Неделю-другую я так и жила, коротая время день за днем, нехотя волоча ноги. Однажды я раздевалась в вестибюле школы, как вдруг появилась Заза. Мы заговорили. Сразу пошли рассказы, комментарии; слова кипели у меня на губах, а в груди кружились тысячи солнц. Вне себя от радости, я подумала: «Вот кого мне не хватало». Я так плохо разбиралась в собственном сердце, что мне даже не приходило в голову сказать себе: «Мне плохо потому, что ее нет». Чтобы осознать, как она мне нужна, потребовалось ее присутствие. Для меня это было молниеносным прозрением. Все условности, приличия, шаблоны вдруг разлетелись вдребезги, и на меня нахлынули чувства, не предусмотренные никаким сводом законов. Я парила над землей, поднимаемая волной радости бурной и чистой, как родник, и несокрушимой, как гранит. Несколько дней спустя я пришла в школу раньше, с недоумением посмотрела на табурет моей подруги. «Если она никогда больше не будет на нем сидеть, — подумала я, — если она умрет, что со мной станется?» И снова во мне как молния сверкнуло: «Я не могу без нее жить». Это немного пугало: она ходила, что-то делала вдалеке от меня, и все мое счастье, вся моя жизнь были сосредоточены в ее руках. Я представляла, как мадемуазель Гонтран входит в класс, метя пол длинной юбкой, и произносит: «Помолитесь, дети мои, этой ночью Господь призвал к себе вашу подругу Элизабет Мабий». Ну что ж, подумала я, в таком случае я немедленно умру: соскользну с табурета и останусь лежать бездыханная.

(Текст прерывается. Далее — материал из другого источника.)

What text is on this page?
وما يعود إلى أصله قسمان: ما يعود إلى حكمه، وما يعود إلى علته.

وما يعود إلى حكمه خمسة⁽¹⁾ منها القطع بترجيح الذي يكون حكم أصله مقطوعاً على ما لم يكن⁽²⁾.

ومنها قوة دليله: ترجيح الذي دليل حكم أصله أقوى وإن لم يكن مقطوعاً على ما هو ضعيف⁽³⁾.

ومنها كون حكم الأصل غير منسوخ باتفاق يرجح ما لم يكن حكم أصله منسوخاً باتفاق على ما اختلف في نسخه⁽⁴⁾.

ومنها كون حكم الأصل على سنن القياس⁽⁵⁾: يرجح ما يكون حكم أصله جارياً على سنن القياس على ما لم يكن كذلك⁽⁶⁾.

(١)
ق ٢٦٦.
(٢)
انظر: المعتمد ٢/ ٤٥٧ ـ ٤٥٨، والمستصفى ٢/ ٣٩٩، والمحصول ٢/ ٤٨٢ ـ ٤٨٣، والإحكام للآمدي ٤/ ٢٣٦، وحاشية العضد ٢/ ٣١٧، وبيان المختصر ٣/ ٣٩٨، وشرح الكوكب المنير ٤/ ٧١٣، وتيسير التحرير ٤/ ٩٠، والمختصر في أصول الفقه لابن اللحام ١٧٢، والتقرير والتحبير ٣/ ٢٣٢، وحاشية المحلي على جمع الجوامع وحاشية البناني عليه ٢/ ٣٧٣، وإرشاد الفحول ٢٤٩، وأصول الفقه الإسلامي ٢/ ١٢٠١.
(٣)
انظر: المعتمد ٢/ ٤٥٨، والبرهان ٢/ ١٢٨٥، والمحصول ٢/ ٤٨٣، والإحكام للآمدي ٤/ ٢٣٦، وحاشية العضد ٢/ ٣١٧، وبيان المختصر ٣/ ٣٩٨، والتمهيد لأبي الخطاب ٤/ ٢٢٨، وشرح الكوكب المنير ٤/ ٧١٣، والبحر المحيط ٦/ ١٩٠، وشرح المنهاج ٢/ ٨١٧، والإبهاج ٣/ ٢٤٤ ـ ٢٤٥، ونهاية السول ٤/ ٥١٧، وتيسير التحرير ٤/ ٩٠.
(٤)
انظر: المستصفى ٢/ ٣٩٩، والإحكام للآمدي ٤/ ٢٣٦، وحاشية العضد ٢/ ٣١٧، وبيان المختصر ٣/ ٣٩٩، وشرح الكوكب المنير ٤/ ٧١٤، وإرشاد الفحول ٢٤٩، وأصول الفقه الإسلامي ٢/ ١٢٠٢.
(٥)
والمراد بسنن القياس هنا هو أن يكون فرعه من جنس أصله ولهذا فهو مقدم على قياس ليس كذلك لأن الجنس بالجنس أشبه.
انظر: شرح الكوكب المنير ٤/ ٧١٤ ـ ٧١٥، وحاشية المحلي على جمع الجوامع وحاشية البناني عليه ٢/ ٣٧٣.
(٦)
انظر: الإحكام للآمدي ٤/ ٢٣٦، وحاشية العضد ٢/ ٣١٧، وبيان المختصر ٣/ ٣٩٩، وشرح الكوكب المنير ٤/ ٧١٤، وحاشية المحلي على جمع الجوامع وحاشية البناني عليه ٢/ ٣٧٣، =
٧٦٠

Это решение ободрило меня. Всерьез я не верила, что Бог милостью своей может лишить меня жизни; но я также не верила в то, что Заза может умереть. Просто я поняла, насколько моя привязанность к Зазе делала меня от нее зависимой; я даже не решалась подумать о возможных последствиях.

Мне не нужно было, чтобы Заза испытывала по отношению ко мне те же чувства: меня устраивало положение ее лучшей подруги. Восхищение, которое я к ней питала, не принижало меня в собственных глазах. Любви чужда зависть. Для меня не было большего счастья, чем, оставаясь собой, любить Зазу.

ЧАСТЬ ВТОРАЯ

Итак, мы переехали. Наша новая квартира по расположению и планировке напоминала старую, и обставили ее так же, только была она меньше и не такая удобная. Здесь у нас не было ванной, а лишь туалет; не было водопровода; раз в день отец выносил тяжелый сливной бак, стоявший под умывальником. Отопления тоже не было; зимой квартира промерзала, только в папином кабинете мама топила печку. В этом кабинете мне приходилось заниматься даже летом. Комната, в которой спали мы с сестрой — Луиза ночевала теперь на седьмом этаже, — была слишком тесной, чтобы там можно было находиться днем. Вместо просторной прихожей, в которой я любила сидеть, у нас был коридор. Встав утром с кровати, я не знала, куда деться; у меня не было даже стола, на который я могла бы сложить свои вещи. В кабинете мама часто принимала гостей; там же она беседовала с отцом по вечерам. Я научилась готовить уроки под шум голосов. Хуже всего, что мне негде было уединиться. Мы с сестрой завидовали другим девочкам, у которых были отдельные комнаты; наша комнатушка могла служить не более чем спальней.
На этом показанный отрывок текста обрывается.